The author of the article, Jan Morris, was the guest of the Swiss National Tourist Office and stayed at the Victoria-Jungfrau Grand Hotel and Spa in Interlaken and travelled on the Jungfrau Railway to ‘The Top of Europe’. I was a guest of my dear friend Susanne and her family in their lovely home near Lucerne and we drove to Lauterbrunnen to join the same Jungfrau Railway.
My first visit to Switzerland coincided with my first ever trip abroad in 1966. A group of Girl Guides and Guiders travelled from Norwich and Norfolk by coach, via a stay in Paris in each direction, to spend 6 nights in a Swiss chalet in the tiny hamlet of Boden within walking distance of the large village of Adelboden and very near the Girl Guides Association’s ‘Our Chalet’.
Since then I have made possibly 20 or more visits to Switzerland including working in hotels for two long summer vacations from university, accompanying my husband on ski-ing trips, taking my mum on holidays and visiting my friends in Berne and near Engelberg (Wolfenschiessen).
I didn’t visit The Jungfrau until April 2010. It’s a very expensive day out and there has always been a huge choice of other things to do. My Bernese friend had also never done the journey and my friend Susanne had only taken her family on the trip in 2009. It was at her suggestion that we decided to bite the bullet and do the trip. I texted Bernese Barbara but unfortunately due to work commitments she was unable to join us.

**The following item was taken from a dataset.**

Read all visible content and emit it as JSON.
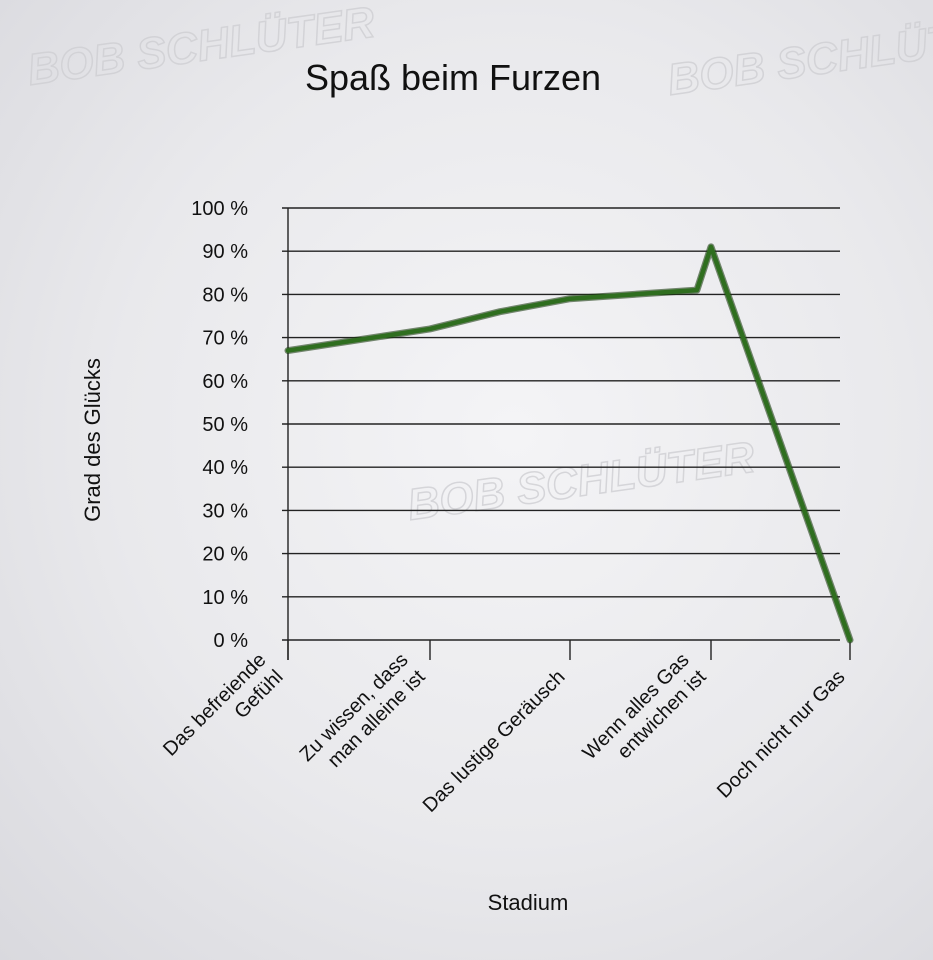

Unlike Morris we began our journey from the station at Lauterbrunnen. Our visit fell between seasons so we left the car in the vast, empty multi-storey car park, purchased our tickets and travelled via Wengen on The Jungfrau Railway.
Morris describes much better than I could what it’s like at The Top Of Europe.
“The settlement up here was first established in 1912 but it still feels to me almost surreally futurist. For inside the rock of that snowy mountain, or clinging to its surface, a small town thrives. Besides the highest railway station in Europe there is the highest post office and also, this being Switzerland, the highest watch shop. There are three restaurants (including Bollywood serving Indian cuisine) and souvenir shops, of course, and a coffee bar. If we have time to spare, we can wander through the Ice Palace, a long pedestrian tunnel beneath the glacier equipped with ice-figures of penguins, polar bears and such, together with instructive geological features. But dear God, that’s not all. We may well feel queasy now, after our trek through the Ice Palace at 11,000ft-plus, but after another trudge through another tunnel we find awaiting us a space-age elevator. In the blink of an eye this whisks us vertically another 400ft to the tip of a pinnacle called the Sphinx, the very top of the Top of Europe, and here science fiction becomes science fact.”
For the full article see : http://www.ft.com/cms/s/2/7973ce3a-476c-11e1-b646-00144feabdc0.html#ixzz1m6qCETdx
Bernese Bear and Cub in the Ice Palace
Susanne brought sandwiches and fruit for our picnic so apart from a cup of tea we didn’t try out the restaurant facilities.
We made the return journey by train/funicular via Kleine Scheidegg and Grindelwald.
In the past I’d visited the peaks of the Stanserhorn, the Titlis, Pilatus and the Gornergrat from Zermatt but the Jungfrau trip was truly the icing on the cake and the most memorable experience.